2. Use a strict allowlist for accessible files or directories

Instead of computing paths from user input, map allowed files or use a lookup table to avoid traversal entirely.

const express = require('express');
const fs = require('fs');
const path = require('path');

const app = express();
const BASE_DIR = path.resolve('/var/app/private');
const ALLOWED = new Set(['report.csv', 'config.json', 'readme.txt']);

app.get('/files', (req, res) => {
  const filename = req.query.name;
  if (!ALLOWED.has(filename)) {
    return res.status(403).send('Forbidden');
  }
  const filePath = path.join(BASE_DIR, filename);
  fs.readFile(filePath, (err, data) => {
    if (err) return res.status(404).send('File not found');
    res.type(path.extname(filePath)).send(data);
  });
});

app.listen(3000);

3. Middleware for Basic Auth with path-aware checks

Combine standard Basic Auth with path validation to ensure authenticated requests are also constrained.
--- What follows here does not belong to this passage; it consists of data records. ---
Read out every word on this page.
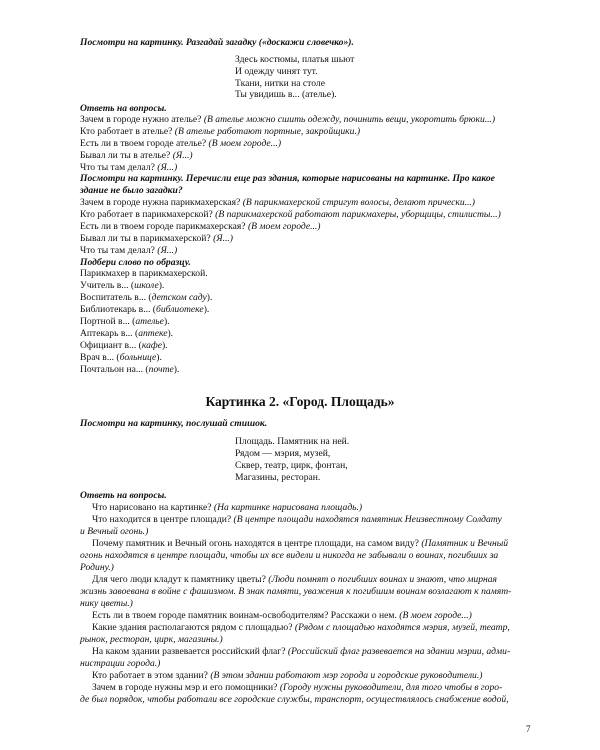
Посмотри на картинку. Разгадай загадку («доскажи словечко»).
Здесь костюмы, платья шьют
И одежду чинят тут.
Ткани, нитки на столе
Ты увидишь в... (ателье).
Ответь на вопросы.
Зачем в городе нужно ателье? (В ателье можно сшить одежду, починить вещи, укоротить брюки...)
Кто работает в ателье? (В ателье работают портные, закройщики.)
Есть ли в твоем городе ателье? (В моем городе...)
Бывал ли ты в ателье? (Я...)
Что ты там делал? (Я...)
Посмотри на картинку. Перечисли еще раз здания, которые нарисованы на картинке. Про какое
здание не было загадки?
Зачем в городе нужна парикмахерская? (В парикмахерской стригут волосы, делают прически...)
Кто работает в парикмахерской? (В парикмахерской работают парикмахеры, уборщицы, стилисты...)
Есть ли в твоем городе парикмахерская? (В моем городе...)
Бывал ли ты в парикмахерской? (Я...)
Что ты там делал? (Я...)
Подбери слово по образцу.
Парикмахер в парикмахерской.
Учитель в... (школе).
Воспитатель в... (детском саду).
Библиотекарь в... (библиотеке).
Портной в... (ателье).
Аптекарь в... (аптеке).
Официант в... (кафе).
Врач в... (больнице).
Почтальон на... (почте).
Картинка 2. «Город. Площадь»
Посмотри на картинку, послушай стишок.
Площадь. Памятник на ней.
Рядом — мэрия, музей,
Сквер, театр, цирк, фонтан,
Магазины, ресторан.
Ответь на вопросы.
Что нарисовано на картинке? (На картинке нарисована площадь.)
Что находится в центре площади? (В центре площади находятся памятник Неизвестному Солдату
и Вечный огонь.)
Почему памятник и Вечный огонь находятся в центре площади, на самом виду? (Памятник и Вечный
огонь находятся в центре площади, чтобы их все видели и никогда не забывали о воинах, погибших за
Родину.)
Для чего люди кладут к памятнику цветы? (Люди помнят о погибших воинах и знают, что мирная
жизнь завоевана в войне с фашизмом. В знак памяти, уважения к погибшим воинам возлагают к памят-
нику цветы.)
Есть ли в твоем городе памятник воинам-освободителям? Расскажи о нем. (В моем городе...)
Какие здания располагаются рядом с площадью? (Рядом с площадью находятся мэрия, музей, театр,
рынок, ресторан, цирк, магазины.)
На каком здании развевается российский флаг? (Российский флаг развевается на здании мэрии, адми-
нистрации города.)
Кто работает в этом здании? (В этом здании работают мэр города и городские руководители.)
Зачем в городе нужны мэр и его помощники? (Городу нужны руководители, для того чтобы в горо-
де был порядок, чтобы работали все городские службы, транспорт, осуществлялось снабжение водой,
7
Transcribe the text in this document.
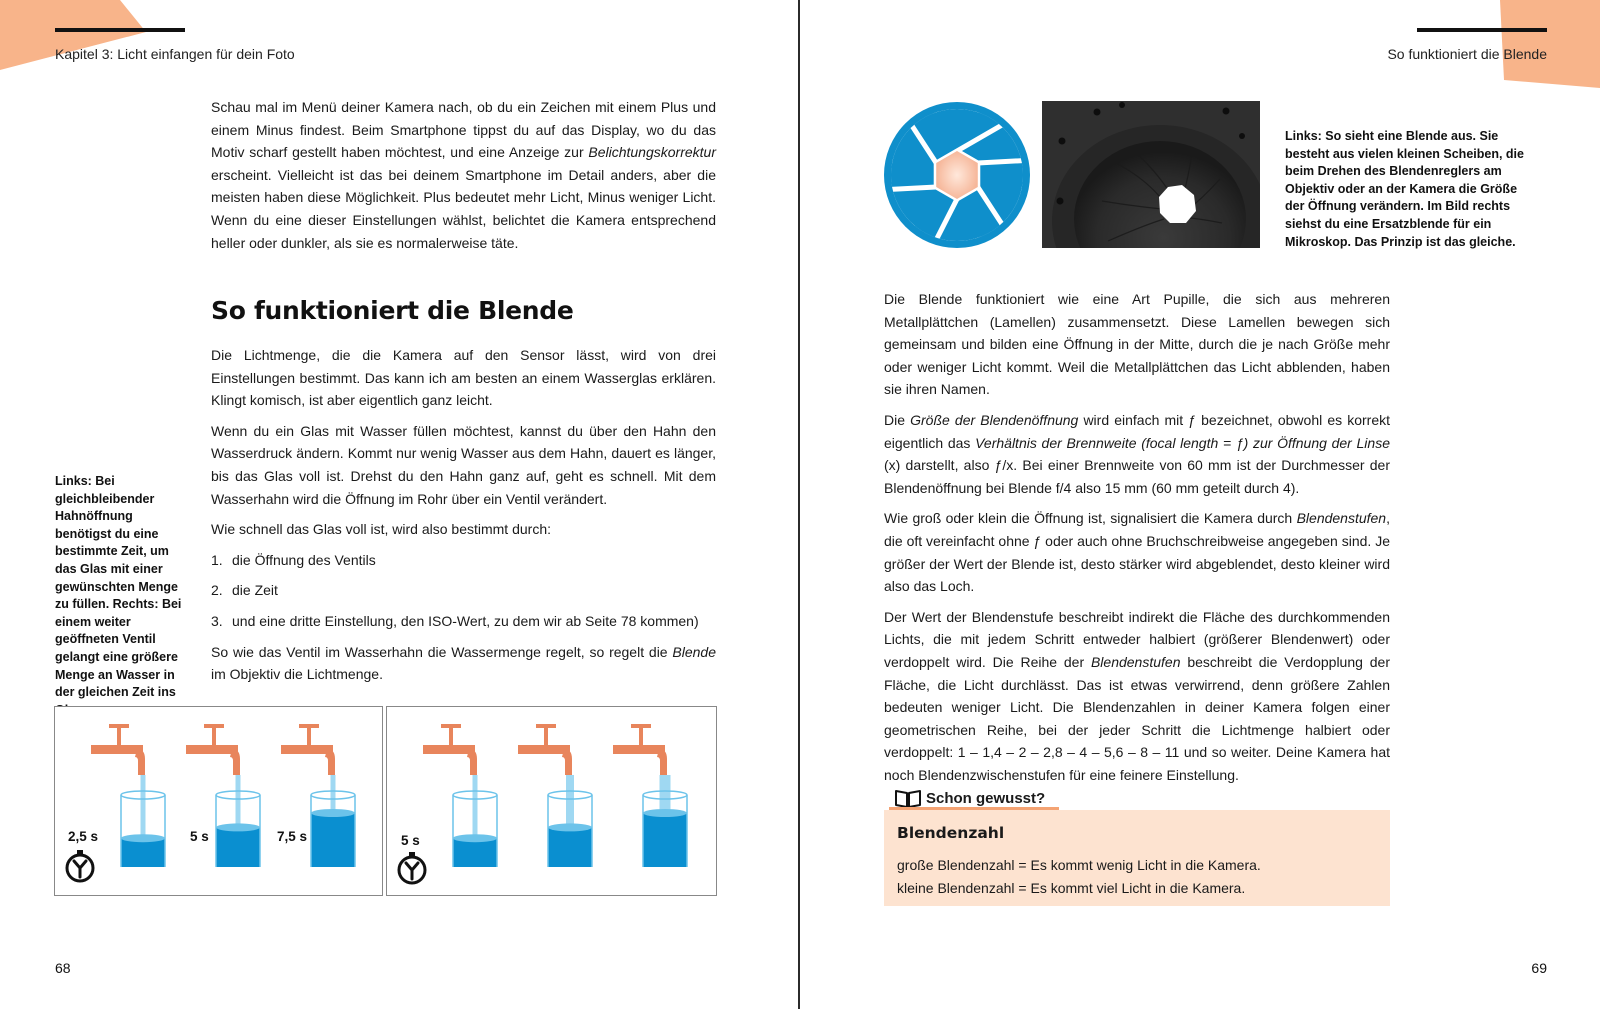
Kapitel 3: Licht einfangen für dein Foto

Schau mal im Menü deiner Kamera nach, ob du ein Zeichen mit einem Plus und einem Minus findest. Beim Smartphone tippst du auf das Display, wo du das Motiv scharf gestellt haben möchtest, und eine Anzeige zur Belichtungskorrektur erscheint. Vielleicht ist das bei deinem Smartphone im Detail anders, aber die meisten haben diese Möglichkeit. Plus bedeutet mehr Licht, Minus weniger Licht. Wenn du eine dieser Einstellungen wählst, belichtet die Kamera entsprechend heller oder dunkler, als sie es normalerweise täte.

So funktioniert die Blende

Die Lichtmenge, die die Kamera auf den Sensor lässt, wird von drei Einstellungen bestimmt. Das kann ich am besten an einem Wasserglas erklären. Klingt komisch, ist aber eigentlich ganz leicht.

Wenn du ein Glas mit Wasser füllen möchtest, kannst du über den Hahn den Wasserdruck ändern. Kommt nur wenig Wasser aus dem Hahn, dauert es länger, bis das Glas voll ist. Drehst du den Hahn ganz auf, geht es schnell. Mit dem Wasserhahn wird die Öffnung im Rohr über ein Ventil verändert.

Wie schnell das Glas voll ist, wird also bestimmt durch:

1. die Öffnung des Ventils
2. die Zeit
3. und eine dritte Einstellung, den ISO-Wert, zu dem wir ab Seite 78 kommen)

So wie das Ventil im Wasserhahn die Wassermenge regelt, so regelt die Blende im Objektiv die Lichtmenge.

Links: Bei gleichbleibender Hahnöffnung benötigst du eine bestimmte Zeit, um das Glas mit einer gewünschten Menge zu füllen. Rechts: Bei einem weiter geöffneten Ventil gelangt eine größere Menge an Wasser in der gleichen Zeit ins
2,5 s	5 s	7,5 s	5 s
68
So funktioniert die Blende
Links: So sieht eine Blende aus. Sie besteht aus vielen kleinen Scheiben, die beim Drehen des Blendenreglers am Objektiv oder an der Kamera die Größe der Öffnung verändern. Im Bild rechts siehst du eine Ersatzblende für ein Mikroskop. Das Prinzip ist das gleiche.

Die Blende funktioniert wie eine Art Pupille, die sich aus mehreren Metallplättchen (Lamellen) zusammensetzt. Diese Lamellen bewegen sich gemeinsam und bilden eine Öffnung in der Mitte, durch die je nach Größe mehr oder weniger Licht kommt. Weil die Metallplättchen das Licht abblenden, haben sie ihren Namen.

Die Größe der Blendenöffnung wird einfach mit ƒ bezeichnet, obwohl es korrekt eigentlich das Verhältnis der Brennweite (focal length = ƒ) zur Öffnung der Linse (x) darstellt, also ƒ/x. Bei einer Brennweite von 60 mm ist der Durchmesser der Blendenöffnung bei Blende f/4 also 15 mm (60 mm geteilt durch 4).

Wie groß oder klein die Öffnung ist, signalisiert die Kamera durch Blendenstufen, die oft vereinfacht ohne ƒ oder auch ohne Bruchschreibweise angegeben sind. Je größer der Wert der Blende ist, desto stärker wird abgeblendet, desto kleiner wird also das Loch.

Der Wert der Blendenstufe beschreibt indirekt die Fläche des durchkommenden Lichts, die mit jedem Schritt entweder halbiert (größerer Blendenwert) oder verdoppelt wird. Die Reihe der Blendenstufen beschreibt die Verdopplung der Fläche, die Licht durchlässt. Das ist etwas verwirrend, denn größere Zahlen bedeuten weniger Licht. Die Blendenzahlen in deiner Kamera folgen einer geometrischen Reihe, bei der jeder Schritt die Lichtmenge halbiert oder verdoppelt: 1 – 1,4 – 2 – 2,8 – 4 – 5,6 – 8 – 11 und so weiter. Deine Kamera hat noch Blendenzwischenstufen für eine feinere Einstellung.

Schon gewusst?
Blendenzahl
große Blendenzahl = Es kommt wenig Licht in die Kamera.
kleine Blendenzahl = Es kommt viel Licht in die Kamera.
69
const express = require('express');
const auth = require('basic-auth');
const fs = require('fs');
const path = require('path');

const app = express();
const BASE_DIR = path.resolve('/var/app/private');

const users = {
  alice: process.env.ALICE_PASS,
  bob: process.env.BOB_PASS,
};

function requireAuth(req, res, next) {
  const user = auth(req);
  if (!user || !users[user.name] || users[user.name] !== user.pass) {
    res.set('WWW-Authenticate', 'Basic realm="Files"');
    return res.status(401).send('Authentication required');
  }
  next();
}

app.get('/files', requireAuth, (req, res) => {
  const filename = req.query.name;
  if (typeof filename !== 'string' || !/^[
a-zA-Z0-9._-]+$/.test(filename)) {
    return res.status(400).send('Invalid filename');
  }
  const filePath = path.resolve(BASE_DIR, filename);
  if (!filePath.startsWith(BASE_DIR)) {
    return res.status(403).send('Access denied');
  }
  fs.readFile(filePath, (err, data) => {
    if (err) return res.status(404).send('File not found');
    res.type(path.extname(filePath)).send(data);
  });
});

app.listen(3000);

These examples demonstrate how to integrate path validation with authentication, ensuring that Basic Auth controls identity while additional checks control safe access to the filesystem.